Ketika Tam Goat Hua menghantam tembok, kedua belas tongcu masih tidak tahu apa yang terjadi. Setelah gadis itu berkelebat ke luar, barulah mereka tahu apa yang telah terjadi. Kedua belas tongcu mengurung Tam Goat Hua, namun gadis itu masih dapat keluar dari kurungan itu. Jangankan Liat Hwe Cousu akan mempersalahkan mereka, bahkan pasti akan ditertawakan oleh kaum rimba persilatan kalau kejadian itu tersiar ke luar. Apakah mereka masih punya muka berjumpa dengan kaum rimba persilatan?

Oleh karena itu, kedua belas tongcu itu menggeram sambil berpencar. Namun tadi Tam Goat Hua mengeluarkan jurus Tiang Coa Cut Tong (Ular Panjang Keluar Goa), dan rantai besinya telah berhasil melilit kaki salah seorang tongcu. Tongcu tersebut justru berkepandaian paling rendah di antara kedua belas tongcu itu. Ketika dia baru mau mengerahkan tenaga untuk memberatkan badannya, Tam Goat Hua menyentakkan rantai besinya sehingga membuat tongcu tersebut melayang ke dalam ruang besar. Para tongcu lain memekik marah dan segera mengepung gadis itu lagi.

Sesungguhnya Tam Goat Hua tidak berniat kabur, sebab dia tahu dirinya tidak akan dapat kabur dari tempat itu. Lagi-pula Lu Leng belum ada kabar beritanya, maka dia tidak mau meninggalkan tempat tersebut. Kini dia telah berhasil menyentakkan salah seorang tongcu ke dalam ruangan besar, otomatis dia telah memperlihatkan kegagahannya. Oleh karena itu dia pun tidak perlu bertarung lagi, malah berjalan ke pintu seraya berkata dingin.

"Aku mau ke dalam menemui Liat Hwe Cousu! Kenapa kalian menghalangiku? Apakah kalian melarangku masuk?!"

Kesebelas tongcu itu amat membenci Tam Goat Hua, namun begitu mendengar ucapan gadis itu, mereka segera minggir memberi jalan kepadanya. Tam Goat Hua tersenyum, kemudian merapikan rambutnya. Setelah itu ia mendongakkan kepala sedikit, barulah melangkah ke dalam. Begitu masuk ke dalam, Tam Goat Hua melihat tongcu yang di lemparkannya tadi masih meringkuk di lantai.

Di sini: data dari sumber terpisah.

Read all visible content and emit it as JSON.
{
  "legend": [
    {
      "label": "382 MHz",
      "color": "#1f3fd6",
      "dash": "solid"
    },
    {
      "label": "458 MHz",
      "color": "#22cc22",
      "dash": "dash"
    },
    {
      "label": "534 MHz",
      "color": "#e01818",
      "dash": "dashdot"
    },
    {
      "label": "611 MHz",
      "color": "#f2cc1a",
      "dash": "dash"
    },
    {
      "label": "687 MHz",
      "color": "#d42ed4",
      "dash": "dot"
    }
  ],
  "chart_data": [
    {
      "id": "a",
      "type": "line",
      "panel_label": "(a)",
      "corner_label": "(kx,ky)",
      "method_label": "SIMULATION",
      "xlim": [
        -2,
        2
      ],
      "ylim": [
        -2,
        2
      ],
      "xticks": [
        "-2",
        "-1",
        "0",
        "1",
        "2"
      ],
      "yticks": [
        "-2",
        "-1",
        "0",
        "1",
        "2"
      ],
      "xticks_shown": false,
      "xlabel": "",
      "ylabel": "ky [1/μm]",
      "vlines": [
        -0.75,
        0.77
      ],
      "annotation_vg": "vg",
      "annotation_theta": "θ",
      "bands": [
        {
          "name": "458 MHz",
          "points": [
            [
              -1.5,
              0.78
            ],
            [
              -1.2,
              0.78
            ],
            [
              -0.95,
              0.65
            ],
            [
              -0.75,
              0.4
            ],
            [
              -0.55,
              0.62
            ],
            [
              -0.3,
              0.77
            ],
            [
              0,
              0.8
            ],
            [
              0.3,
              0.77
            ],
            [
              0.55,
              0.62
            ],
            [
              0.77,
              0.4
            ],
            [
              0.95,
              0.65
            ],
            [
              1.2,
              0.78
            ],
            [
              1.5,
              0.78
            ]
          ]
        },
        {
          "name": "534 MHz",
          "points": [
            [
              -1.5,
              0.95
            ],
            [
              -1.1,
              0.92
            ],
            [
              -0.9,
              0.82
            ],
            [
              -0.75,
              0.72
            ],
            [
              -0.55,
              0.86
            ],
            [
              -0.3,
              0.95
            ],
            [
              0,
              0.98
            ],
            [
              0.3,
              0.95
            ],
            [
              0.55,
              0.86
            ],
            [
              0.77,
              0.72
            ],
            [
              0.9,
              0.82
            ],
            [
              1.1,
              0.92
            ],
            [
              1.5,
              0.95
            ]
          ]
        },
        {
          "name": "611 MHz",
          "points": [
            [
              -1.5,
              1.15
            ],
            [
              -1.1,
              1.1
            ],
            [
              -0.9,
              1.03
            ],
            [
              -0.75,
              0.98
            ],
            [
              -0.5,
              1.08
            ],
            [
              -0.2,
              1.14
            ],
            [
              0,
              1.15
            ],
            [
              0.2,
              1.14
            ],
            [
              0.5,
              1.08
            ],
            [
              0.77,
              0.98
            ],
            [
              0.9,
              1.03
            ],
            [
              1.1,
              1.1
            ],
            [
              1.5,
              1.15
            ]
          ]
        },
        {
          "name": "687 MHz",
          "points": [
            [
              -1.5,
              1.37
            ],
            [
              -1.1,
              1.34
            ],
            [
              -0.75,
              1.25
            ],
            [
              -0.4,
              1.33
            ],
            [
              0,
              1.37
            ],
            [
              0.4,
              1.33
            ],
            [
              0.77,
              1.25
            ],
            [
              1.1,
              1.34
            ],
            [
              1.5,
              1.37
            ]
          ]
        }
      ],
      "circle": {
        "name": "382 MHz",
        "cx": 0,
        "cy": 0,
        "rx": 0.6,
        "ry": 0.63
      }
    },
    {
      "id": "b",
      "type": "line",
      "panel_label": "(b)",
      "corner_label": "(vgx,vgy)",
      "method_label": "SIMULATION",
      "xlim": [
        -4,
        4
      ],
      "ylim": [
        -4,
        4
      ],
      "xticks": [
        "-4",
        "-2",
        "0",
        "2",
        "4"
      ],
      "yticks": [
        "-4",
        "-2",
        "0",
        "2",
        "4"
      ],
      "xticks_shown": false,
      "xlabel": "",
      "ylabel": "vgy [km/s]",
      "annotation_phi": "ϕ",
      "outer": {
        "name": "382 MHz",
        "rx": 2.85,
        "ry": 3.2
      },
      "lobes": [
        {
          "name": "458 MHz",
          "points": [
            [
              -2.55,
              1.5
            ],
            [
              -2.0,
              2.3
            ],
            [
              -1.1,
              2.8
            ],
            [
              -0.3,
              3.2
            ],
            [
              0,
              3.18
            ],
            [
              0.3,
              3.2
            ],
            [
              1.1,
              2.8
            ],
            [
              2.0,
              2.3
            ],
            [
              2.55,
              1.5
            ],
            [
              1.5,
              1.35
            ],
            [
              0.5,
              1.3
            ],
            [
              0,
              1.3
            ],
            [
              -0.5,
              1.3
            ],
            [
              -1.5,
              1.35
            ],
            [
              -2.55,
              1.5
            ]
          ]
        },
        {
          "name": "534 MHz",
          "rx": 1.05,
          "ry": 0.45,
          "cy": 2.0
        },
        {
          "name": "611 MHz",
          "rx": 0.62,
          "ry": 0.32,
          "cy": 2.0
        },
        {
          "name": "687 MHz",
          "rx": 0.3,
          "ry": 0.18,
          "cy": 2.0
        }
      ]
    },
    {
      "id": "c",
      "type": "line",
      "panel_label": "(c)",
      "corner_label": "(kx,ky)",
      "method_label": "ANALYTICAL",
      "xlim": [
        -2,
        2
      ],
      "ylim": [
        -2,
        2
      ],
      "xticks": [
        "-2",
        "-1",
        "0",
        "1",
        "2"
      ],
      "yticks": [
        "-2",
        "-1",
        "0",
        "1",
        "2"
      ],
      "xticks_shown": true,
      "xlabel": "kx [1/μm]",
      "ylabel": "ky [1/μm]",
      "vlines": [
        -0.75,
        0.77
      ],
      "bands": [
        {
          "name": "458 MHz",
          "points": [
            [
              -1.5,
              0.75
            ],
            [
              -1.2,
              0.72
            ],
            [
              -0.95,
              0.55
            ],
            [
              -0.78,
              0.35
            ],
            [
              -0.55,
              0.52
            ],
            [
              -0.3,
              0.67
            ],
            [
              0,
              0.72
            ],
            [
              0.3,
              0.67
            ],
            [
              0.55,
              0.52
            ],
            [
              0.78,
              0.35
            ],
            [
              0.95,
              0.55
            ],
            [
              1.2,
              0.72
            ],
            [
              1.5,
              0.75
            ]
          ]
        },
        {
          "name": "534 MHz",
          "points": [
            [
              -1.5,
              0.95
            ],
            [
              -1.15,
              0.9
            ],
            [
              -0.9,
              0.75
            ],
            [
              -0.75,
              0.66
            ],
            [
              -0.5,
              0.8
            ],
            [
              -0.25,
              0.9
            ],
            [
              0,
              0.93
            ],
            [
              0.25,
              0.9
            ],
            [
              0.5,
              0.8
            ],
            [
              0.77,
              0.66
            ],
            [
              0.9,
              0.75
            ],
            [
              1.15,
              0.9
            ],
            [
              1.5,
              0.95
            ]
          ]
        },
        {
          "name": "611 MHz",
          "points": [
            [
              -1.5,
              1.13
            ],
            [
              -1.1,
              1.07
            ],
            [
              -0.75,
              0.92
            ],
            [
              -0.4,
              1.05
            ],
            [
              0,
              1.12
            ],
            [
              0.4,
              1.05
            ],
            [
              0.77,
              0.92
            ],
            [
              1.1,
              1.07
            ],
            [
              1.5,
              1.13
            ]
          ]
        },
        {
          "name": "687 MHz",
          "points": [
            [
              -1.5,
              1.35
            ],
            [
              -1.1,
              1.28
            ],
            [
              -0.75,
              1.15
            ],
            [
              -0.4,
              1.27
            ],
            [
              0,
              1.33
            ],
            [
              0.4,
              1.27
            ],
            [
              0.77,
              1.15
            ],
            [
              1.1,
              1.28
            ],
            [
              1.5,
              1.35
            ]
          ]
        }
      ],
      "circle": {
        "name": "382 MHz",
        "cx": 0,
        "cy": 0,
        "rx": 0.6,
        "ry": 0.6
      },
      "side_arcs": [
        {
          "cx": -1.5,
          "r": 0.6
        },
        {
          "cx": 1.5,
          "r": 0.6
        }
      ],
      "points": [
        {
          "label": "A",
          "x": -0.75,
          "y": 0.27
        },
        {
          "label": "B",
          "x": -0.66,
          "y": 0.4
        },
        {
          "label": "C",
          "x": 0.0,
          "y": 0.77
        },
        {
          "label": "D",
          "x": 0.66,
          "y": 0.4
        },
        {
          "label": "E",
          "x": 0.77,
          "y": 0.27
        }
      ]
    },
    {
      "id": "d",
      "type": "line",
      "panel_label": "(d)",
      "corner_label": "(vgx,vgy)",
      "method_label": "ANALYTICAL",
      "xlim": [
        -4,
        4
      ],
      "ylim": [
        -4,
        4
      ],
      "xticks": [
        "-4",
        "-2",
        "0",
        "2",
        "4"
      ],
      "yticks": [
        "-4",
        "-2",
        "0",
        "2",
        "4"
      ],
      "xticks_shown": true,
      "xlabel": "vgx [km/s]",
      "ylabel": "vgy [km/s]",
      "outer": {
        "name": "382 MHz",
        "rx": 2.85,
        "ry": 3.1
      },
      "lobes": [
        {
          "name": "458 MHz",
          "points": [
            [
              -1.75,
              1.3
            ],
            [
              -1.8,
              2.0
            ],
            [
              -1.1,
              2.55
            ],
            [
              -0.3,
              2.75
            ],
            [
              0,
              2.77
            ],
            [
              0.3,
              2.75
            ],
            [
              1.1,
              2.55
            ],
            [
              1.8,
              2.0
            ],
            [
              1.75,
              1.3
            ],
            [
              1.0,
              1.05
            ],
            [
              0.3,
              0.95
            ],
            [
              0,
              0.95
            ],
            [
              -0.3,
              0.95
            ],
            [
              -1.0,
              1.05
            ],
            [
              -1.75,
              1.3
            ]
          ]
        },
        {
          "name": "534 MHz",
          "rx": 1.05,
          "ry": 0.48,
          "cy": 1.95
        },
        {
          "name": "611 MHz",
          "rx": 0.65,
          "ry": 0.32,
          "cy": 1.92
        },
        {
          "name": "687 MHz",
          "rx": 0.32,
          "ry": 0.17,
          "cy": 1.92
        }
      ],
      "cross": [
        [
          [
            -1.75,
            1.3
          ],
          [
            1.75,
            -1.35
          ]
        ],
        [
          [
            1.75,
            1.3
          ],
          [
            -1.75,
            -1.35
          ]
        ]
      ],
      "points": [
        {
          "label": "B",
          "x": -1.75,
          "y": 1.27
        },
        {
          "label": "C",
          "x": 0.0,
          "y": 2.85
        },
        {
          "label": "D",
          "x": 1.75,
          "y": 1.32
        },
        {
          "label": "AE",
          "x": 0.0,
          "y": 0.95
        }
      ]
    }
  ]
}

Tam Goat Hua tahu bahwa kini permusuhannya dengan Hwa San Pai sudah bertambah dalam, maka apa salahnya kalau permusuhan itu lebih diperdalam lagi? Oleh karena itu, gadis itu tertawa kecil. "Sobat ini, kenapa harus memberi hormat kepadaku dengan cara demikian? Itu tidak perlu!"

Wajah tongcu yang meringkuk di lantai itu langsung memerah seperti wajah kepiting rebus. Dia berusaha bangun, setelah bangun akan segera menerjang ke arah Tam Goat Hua. Akan tetapi, mendadak terdengar suara bentakan yang amat berwibawa.

"Mundur!"

Begitu mendengar suara bentakan itu, tongcu tersebut cepat-cepat mundur dengan kepala tertunduk. Tam Goat Hua mendongakkan kepala untuk melihat ke depan. Begitu melihat, dia pun terkejut dan girang. Ternyata di dekat dinding warna merah, tampak Liat Hwe Cousu duduk di kursi merah, di atas sebuah panggung yang tingginya hampir tujuh kaki. Itu berarti dia orang tinggi. Di hadapan Liat Hwe Cousu bergantung dua orang yang tidak lain Lu Leng dan Oey Sim Tit.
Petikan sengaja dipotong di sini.